At this writing, wheat may be forward contracted for harvest delivery for $6.15 (-15 basis) in Medford, Okla.; $5.95 (-35 basis) at Perryton, Texas; and $6.00 (-30 basis) at Snyder, Okla. At this same date in 2020, the forward contract prices were $4.70 (-30 basis) at Medford, $4.65 (-35 basis) at Perryton, and $4.55 (-45 basis) at Snyder.
Forward contracts are a relatively good and safe method to lock in a price. The process is as simple as signing the contact and delivering the product.
Another method to consider is using put option contracts to establish expected minimum prices. KC July put option contracts expire June 25, 2021, and KC September wheat options expire Aug. 27, 2021. At this writing, the KC July wheat contract price is $6.30, and the September wheat contract price is $6.33. The $6.30 July put premium is 42 cents, and the $6.30 September put premium is 52 cents (5,000 bushel contracts).
Buying a put option will “lock-in” a futures contract price, but not the basis. So, the “minimum price” is and “expected” price. The difference in the actual basis and expected basis will cause the actual minimum price to be different from the expected price.
To estimate the expected minimum price, a minus 25 cent basis will be used for the KC July contract, and a minus 35-cent basis will be used for the KC September contract.

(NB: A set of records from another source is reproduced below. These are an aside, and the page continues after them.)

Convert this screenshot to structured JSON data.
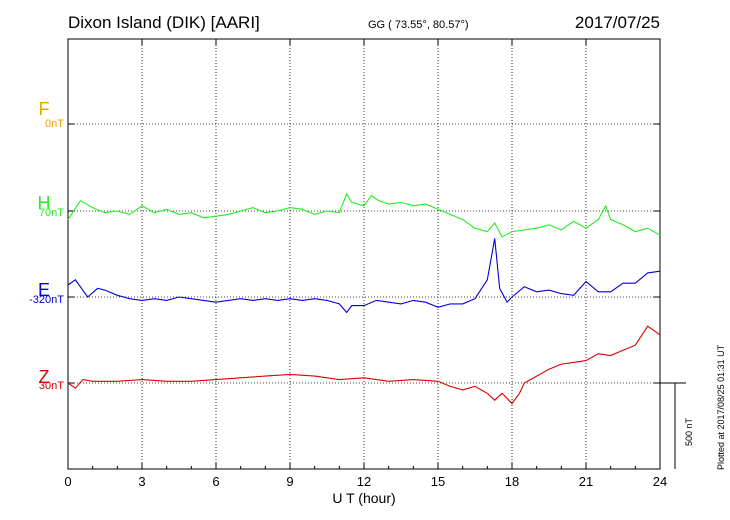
{
  "header": {
    "station": "Dixon Island (DIK)  [AARI]",
    "coords": "GG ( 73.55°,  80.57°)",
    "date": "2017/07/25"
  },
  "footer": {
    "plotted": "Plotted at 2017/08/25 01:31  UT"
  },
  "chart_data": {
    "type": "line",
    "title": "Dixon Island (DIK)  [AARI]",
    "xlabel": "U T (hour)",
    "ylabel": "",
    "xlim": [
      0,
      24
    ],
    "x_ticks": [
      "0",
      "3",
      "6",
      "9",
      "12",
      "15",
      "18",
      "21",
      "24"
    ],
    "grid": true,
    "scale_bar": "500 nT",
    "components": [
      {
        "name": "F",
        "baseline": "0nT",
        "color": "#f0a000"
      },
      {
        "name": "H",
        "baseline": "70nT",
        "color": "#22ee22"
      },
      {
        "name": "E",
        "baseline": "-320nT",
        "color": "#0000dd"
      },
      {
        "name": "Z",
        "baseline": "30nT",
        "color": "#dd0000"
      }
    ],
    "series": [
      {
        "name": "H",
        "color": "#22ee22",
        "points": [
          [
            0,
            -50
          ],
          [
            0.5,
            60
          ],
          [
            1,
            20
          ],
          [
            1.5,
            -10
          ],
          [
            2,
            0
          ],
          [
            2.5,
            -20
          ],
          [
            3,
            30
          ],
          [
            3.5,
            -10
          ],
          [
            4,
            10
          ],
          [
            4.5,
            -20
          ],
          [
            5,
            -10
          ],
          [
            5.5,
            -40
          ],
          [
            6,
            -30
          ],
          [
            6.5,
            -20
          ],
          [
            7,
            0
          ],
          [
            7.5,
            20
          ],
          [
            8,
            -10
          ],
          [
            8.5,
            0
          ],
          [
            9,
            20
          ],
          [
            9.5,
            10
          ],
          [
            10,
            -20
          ],
          [
            10.5,
            0
          ],
          [
            11,
            -10
          ],
          [
            11.3,
            100
          ],
          [
            11.5,
            50
          ],
          [
            12,
            30
          ],
          [
            12.3,
            90
          ],
          [
            12.6,
            60
          ],
          [
            13,
            40
          ],
          [
            13.5,
            50
          ],
          [
            14,
            30
          ],
          [
            14.5,
            40
          ],
          [
            15,
            10
          ],
          [
            15.5,
            -20
          ],
          [
            16,
            -50
          ],
          [
            16.5,
            -100
          ],
          [
            17,
            -120
          ],
          [
            17.3,
            -70
          ],
          [
            17.6,
            -150
          ],
          [
            18,
            -120
          ],
          [
            18.5,
            -110
          ],
          [
            19,
            -100
          ],
          [
            19.5,
            -80
          ],
          [
            20,
            -110
          ],
          [
            20.5,
            -60
          ],
          [
            21,
            -100
          ],
          [
            21.5,
            -50
          ],
          [
            21.8,
            30
          ],
          [
            22,
            -50
          ],
          [
            22.5,
            -80
          ],
          [
            23,
            -120
          ],
          [
            23.5,
            -100
          ],
          [
            24,
            -140
          ]
        ]
      },
      {
        "name": "E",
        "color": "#0000dd",
        "points": [
          [
            0,
            70
          ],
          [
            0.3,
            100
          ],
          [
            0.8,
            0
          ],
          [
            1.2,
            50
          ],
          [
            1.5,
            40
          ],
          [
            2,
            10
          ],
          [
            2.5,
            -10
          ],
          [
            3,
            -20
          ],
          [
            3.5,
            -10
          ],
          [
            4,
            -20
          ],
          [
            4.5,
            0
          ],
          [
            5,
            -10
          ],
          [
            5.5,
            -20
          ],
          [
            6,
            -30
          ],
          [
            7,
            -10
          ],
          [
            7.5,
            -20
          ],
          [
            8,
            -10
          ],
          [
            8.5,
            -20
          ],
          [
            9,
            -10
          ],
          [
            9.5,
            -20
          ],
          [
            10,
            -10
          ],
          [
            10.5,
            -20
          ],
          [
            11,
            -40
          ],
          [
            11.3,
            -90
          ],
          [
            11.5,
            -50
          ],
          [
            12,
            -50
          ],
          [
            12.5,
            -20
          ],
          [
            13,
            -30
          ],
          [
            13.5,
            -40
          ],
          [
            14,
            -20
          ],
          [
            14.5,
            -30
          ],
          [
            15,
            -60
          ],
          [
            15.5,
            -40
          ],
          [
            16,
            -40
          ],
          [
            16.5,
            -10
          ],
          [
            17,
            100
          ],
          [
            17.3,
            340
          ],
          [
            17.5,
            50
          ],
          [
            17.8,
            -30
          ],
          [
            18,
            0
          ],
          [
            18.5,
            60
          ],
          [
            19,
            30
          ],
          [
            19.5,
            40
          ],
          [
            20,
            20
          ],
          [
            20.5,
            10
          ],
          [
            21,
            90
          ],
          [
            21.5,
            30
          ],
          [
            22,
            30
          ],
          [
            22.5,
            80
          ],
          [
            23,
            80
          ],
          [
            23.5,
            140
          ],
          [
            24,
            150
          ]
        ]
      },
      {
        "name": "Z",
        "color": "#dd0000",
        "points": [
          [
            0,
            0
          ],
          [
            0.3,
            -30
          ],
          [
            0.6,
            20
          ],
          [
            1,
            10
          ],
          [
            2,
            10
          ],
          [
            3,
            20
          ],
          [
            4,
            10
          ],
          [
            5,
            10
          ],
          [
            6,
            20
          ],
          [
            7,
            30
          ],
          [
            8,
            40
          ],
          [
            9,
            50
          ],
          [
            10,
            40
          ],
          [
            11,
            20
          ],
          [
            12,
            30
          ],
          [
            13,
            10
          ],
          [
            14,
            20
          ],
          [
            15,
            10
          ],
          [
            15.5,
            -20
          ],
          [
            16,
            -40
          ],
          [
            16.5,
            -20
          ],
          [
            17,
            -60
          ],
          [
            17.3,
            -100
          ],
          [
            17.6,
            -60
          ],
          [
            18,
            -120
          ],
          [
            18.3,
            -60
          ],
          [
            18.5,
            0
          ],
          [
            19,
            40
          ],
          [
            19.5,
            80
          ],
          [
            20,
            110
          ],
          [
            20.5,
            120
          ],
          [
            21,
            130
          ],
          [
            21.5,
            170
          ],
          [
            22,
            160
          ],
          [
            22.5,
            190
          ],
          [
            23,
            220
          ],
          [
            23.5,
            330
          ],
          [
            24,
            280
          ]
        ]
      }
    ]
  }
}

At this writing, buying a KC 620 July put would create an expected minimum price of $5.63 (630 – 42 cent premium – 25 cent basis). Buying a KC 630 September option would yield an expected minimum price of $5.43 (630 – 52 – 35).
The put option premium cost may be reduced by buying an “out of the money” option. A KC 560 July wheat put option premium is 18 cents, and a 560 September put option premium is 22 cents. The expected minimum prices are $5.17 (560 – 18 – 25) for the KC 560 July put and $5.03 (560 – 22 – 35) for the KC 560 September put.
If you are pricing, especially forward contracting, an important question is, how many bushels will you harvest?
A rule of thumb for some producers is to forward contract up to 50% of expected production. By definition, actual production will be above expected production 50% of the time and below expected production 50% of the time.
Setting expected production for the 2021 wheat crop is a combination of current crop conditions and the weather forecast. Except for an area in extreme south central Kansas and most of Oklahoma, the hard red winter (HRW) wheat production area is in drought conditions.
Except for South Dakota and farther north, the (February through April) forecast is for above average temperatures and below average precipitation. The current soil moisture condition and the forecast imply that the odds of having below average yields may be higher than normal.
A good method to forward price is to stagger sales. For example; expected production is 40,000 bushels, and 20,000 maximum will be forward priced. The 20,000 bushels could be priced in four lots of 5,000 bushels. The first 5,000 bushel lot could be priced at the current price, with each additional 5,000 bushel lot priced at 25 cent price increases.
When finally making a decision, one criteria to use would be to make the decision that lets you sleep at night. If you lay awake because you’re worrying about having to sell at a lower price, price some wheat. If you lay awake worrying about not being able to take advantage of higher prices, use puts or do not price.